While we can always optimize the underlying hardware resources, network infrastructure, OS, and other components of the Big Data solution, only users have control over optimizing the jobs that run on the cluster.
Dr. Elephant it’s goal is to improve developer productivity and increase cluster efficiency by making it easier to tune the jobs. It analyzes the Hadoop and Spark jobs using a set of pluggable, configurable, rule-based heuristics that provide insights on how a job performed, and then uses the results to make suggestions about how to tune the job to make it perform more efficiently. Dr. Elephant prevents this way that non optimized jobs are causing performance issues in production.
Most important for Big Data is scalability, it’s starts with architecture, engineering, quality in development and environment were additional resources can be added easy.

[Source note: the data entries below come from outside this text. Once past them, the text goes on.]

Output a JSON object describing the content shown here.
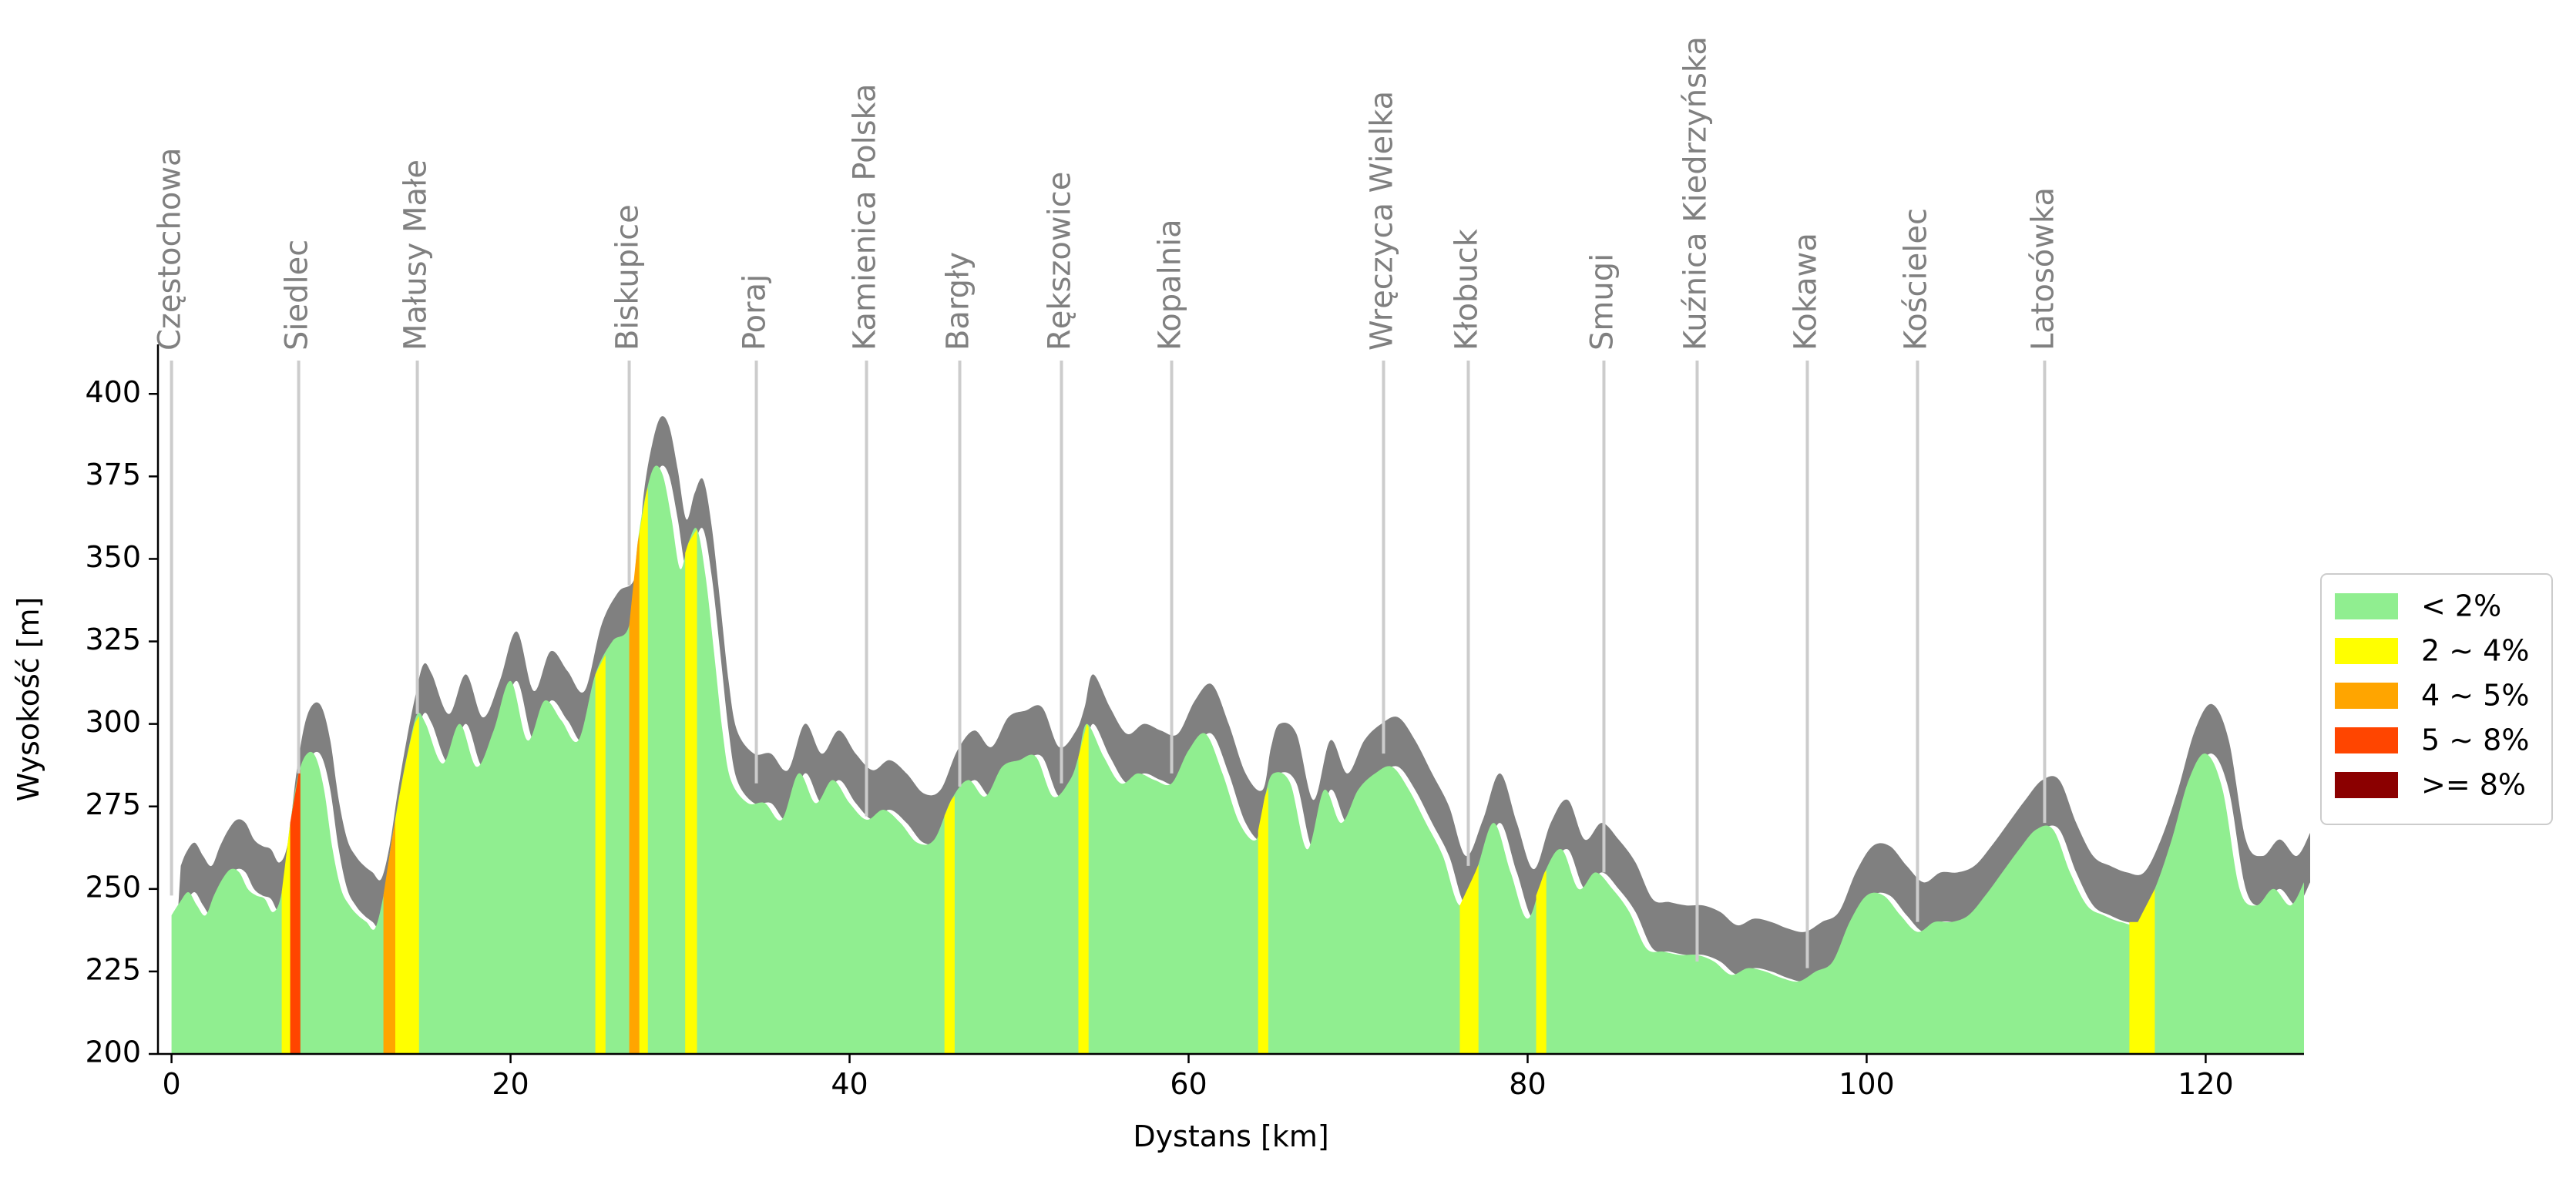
{
  "chart_data": {
    "type": "area",
    "title": "",
    "xlabel": "Dystans [km]",
    "ylabel": "Wysokość [m]",
    "xlim": [
      -0.8,
      125.8
    ],
    "ylim": [
      200,
      415
    ],
    "x_ticks": [
      0,
      20,
      40,
      60,
      80,
      100,
      120
    ],
    "y_ticks": [
      200,
      225,
      250,
      275,
      300,
      325,
      350,
      375,
      400
    ],
    "grid": false,
    "legend_position": "right",
    "legend": [
      {
        "label": "< 2%",
        "color": "#90ee90"
      },
      {
        "label": "2 ~ 4%",
        "color": "#ffff00"
      },
      {
        "label": "4 ~ 5%",
        "color": "#ffa500"
      },
      {
        "label": "5 ~ 8%",
        "color": "#ff4500"
      },
      {
        "label": ">= 8%",
        "color": "#8b0000"
      }
    ],
    "colors": {
      "shadow": "#808080",
      "profile": "#90ee90",
      "waypoint_line": "#cccccc",
      "waypoint_text": "#808080"
    },
    "profile": {
      "x": [
        0,
        0.5,
        1,
        1.5,
        2,
        2.5,
        3,
        3.5,
        4,
        4.5,
        5,
        5.5,
        6,
        6.5,
        7,
        7.5,
        8,
        8.5,
        9,
        9.5,
        10,
        10.5,
        11,
        11.5,
        12,
        12.5,
        13,
        13.5,
        14,
        14.5,
        15,
        16,
        17,
        18,
        19,
        20,
        21,
        22,
        23,
        24,
        25,
        26,
        27,
        27.5,
        28,
        28.5,
        29,
        29.5,
        30,
        30.5,
        31,
        31.5,
        32,
        32.5,
        33,
        34,
        35,
        36,
        37,
        38,
        39,
        40,
        41,
        42,
        43,
        44,
        45,
        46,
        47,
        48,
        49,
        50,
        51,
        52,
        53,
        53.5,
        54,
        55,
        56,
        57,
        58,
        59,
        60,
        61,
        62,
        63,
        64,
        64.5,
        65,
        66,
        67,
        68,
        69,
        70,
        71,
        72,
        73,
        74,
        75,
        76,
        77,
        78,
        79,
        80,
        81,
        82,
        83,
        84,
        85,
        86,
        87,
        88,
        89,
        90,
        91,
        92,
        93,
        94,
        95,
        96,
        97,
        98,
        99,
        100,
        101,
        102,
        103,
        104,
        105,
        106,
        107,
        108,
        109,
        110,
        111,
        112,
        113,
        114,
        115,
        116,
        117,
        118,
        119,
        120,
        121,
        122,
        123,
        124,
        125,
        125.8
      ],
      "elevation": [
        242,
        246,
        249,
        245,
        242,
        248,
        253,
        256,
        255,
        250,
        248,
        247,
        243,
        249,
        270,
        285,
        291,
        290,
        280,
        262,
        250,
        245,
        242,
        240,
        238,
        248,
        265,
        280,
        293,
        303,
        300,
        288,
        300,
        287,
        298,
        313,
        295,
        307,
        301,
        295,
        315,
        325,
        330,
        355,
        370,
        378,
        375,
        362,
        347,
        355,
        359,
        345,
        322,
        298,
        283,
        276,
        276,
        271,
        285,
        276,
        283,
        276,
        271,
        274,
        270,
        264,
        265,
        277,
        283,
        278,
        287,
        289,
        290,
        278,
        283,
        290,
        300,
        290,
        282,
        285,
        283,
        282,
        292,
        297,
        285,
        270,
        265,
        278,
        285,
        282,
        262,
        280,
        270,
        280,
        285,
        287,
        280,
        270,
        260,
        245,
        256,
        270,
        255,
        241,
        255,
        262,
        250,
        255,
        250,
        243,
        232,
        231,
        230,
        230,
        228,
        224,
        226,
        225,
        223,
        222,
        225,
        228,
        240,
        248,
        248,
        242,
        237,
        240,
        240,
        242,
        248,
        255,
        262,
        268,
        268,
        255,
        245,
        242,
        240,
        240,
        250,
        265,
        283,
        291,
        280,
        250,
        245,
        250,
        245,
        252,
        248,
        242,
        242
      ],
      "shadow_offset": 15
    },
    "grade_bands": [
      {
        "x": [
          6.5,
          7
        ],
        "grade": "2 ~ 4%"
      },
      {
        "x": [
          7,
          7.6
        ],
        "grade": "5 ~ 8%"
      },
      {
        "x": [
          12.5,
          13.2
        ],
        "grade": "4 ~ 5%"
      },
      {
        "x": [
          13.2,
          14.6
        ],
        "grade": "2 ~ 4%"
      },
      {
        "x": [
          25,
          25.6
        ],
        "grade": "2 ~ 4%"
      },
      {
        "x": [
          27,
          27.6
        ],
        "grade": "4 ~ 5%"
      },
      {
        "x": [
          27.6,
          28.1
        ],
        "grade": "2 ~ 4%"
      },
      {
        "x": [
          30.3,
          31
        ],
        "grade": "2 ~ 4%"
      },
      {
        "x": [
          45.6,
          46.2
        ],
        "grade": "2 ~ 4%"
      },
      {
        "x": [
          53.5,
          54.1
        ],
        "grade": "2 ~ 4%"
      },
      {
        "x": [
          64.1,
          64.7
        ],
        "grade": "2 ~ 4%"
      },
      {
        "x": [
          76,
          77.1
        ],
        "grade": "2 ~ 4%"
      },
      {
        "x": [
          80.5,
          81.1
        ],
        "grade": "2 ~ 4%"
      },
      {
        "x": [
          115.5,
          117
        ],
        "grade": "2 ~ 4%"
      }
    ],
    "waypoints": [
      {
        "name": "Częstochowa",
        "x": 0,
        "line_end": 248
      },
      {
        "name": "Siedlec",
        "x": 7.5,
        "line_end": 285
      },
      {
        "name": "Małusy Małe",
        "x": 14.5,
        "line_end": 303
      },
      {
        "name": "Biskupice",
        "x": 27,
        "line_end": 342
      },
      {
        "name": "Poraj",
        "x": 34.5,
        "line_end": 282
      },
      {
        "name": "Kamienica Polska",
        "x": 41,
        "line_end": 272
      },
      {
        "name": "Bargły",
        "x": 46.5,
        "line_end": 281
      },
      {
        "name": "Rększowice",
        "x": 52.5,
        "line_end": 282
      },
      {
        "name": "Kopalnia",
        "x": 59,
        "line_end": 285
      },
      {
        "name": "Wręczyca Wielka",
        "x": 71.5,
        "line_end": 291
      },
      {
        "name": "Kłobuck",
        "x": 76.5,
        "line_end": 257
      },
      {
        "name": "Smugi",
        "x": 84.5,
        "line_end": 255
      },
      {
        "name": "Kuźnica Kiedrzyńska",
        "x": 90,
        "line_end": 228
      },
      {
        "name": "Kokawa",
        "x": 96.5,
        "line_end": 226
      },
      {
        "name": "Kościelec",
        "x": 103,
        "line_end": 240
      },
      {
        "name": "Latosówka",
        "x": 110.5,
        "line_end": 270
      }
    ]
  }
}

This is how Architecture, Engineering, Agile and DevOps need come together for Big Data solutions to provide scalability.
The Performance engineer is the spider in the web, part of engineering and architecture, part of development and operations. Advices about capacity planning and of course does modelling and performance testing on individual components.
Current project uses Docker for test environments, every time we test with same test data, same scripts, same Docker container setup, only the release is different. Results however vary a lot without explanation. So I did a test, running the same performance test against the same release for 14 days, again the results show a lot of variation. Let’s dive deeper in Docker resource management.
With 2 containers, the database can get 66% of available CPU and the webserver can get 33%, when we add a container, the 2 already running containers will get less, database drops to 28% of available CPU without changing any settings. At my customer all departments use the same Dockercloud, it’s therefore not clear how many containers are active at any given moment in time. A possible solution could be to create a separate Dockercloud for performancetesting.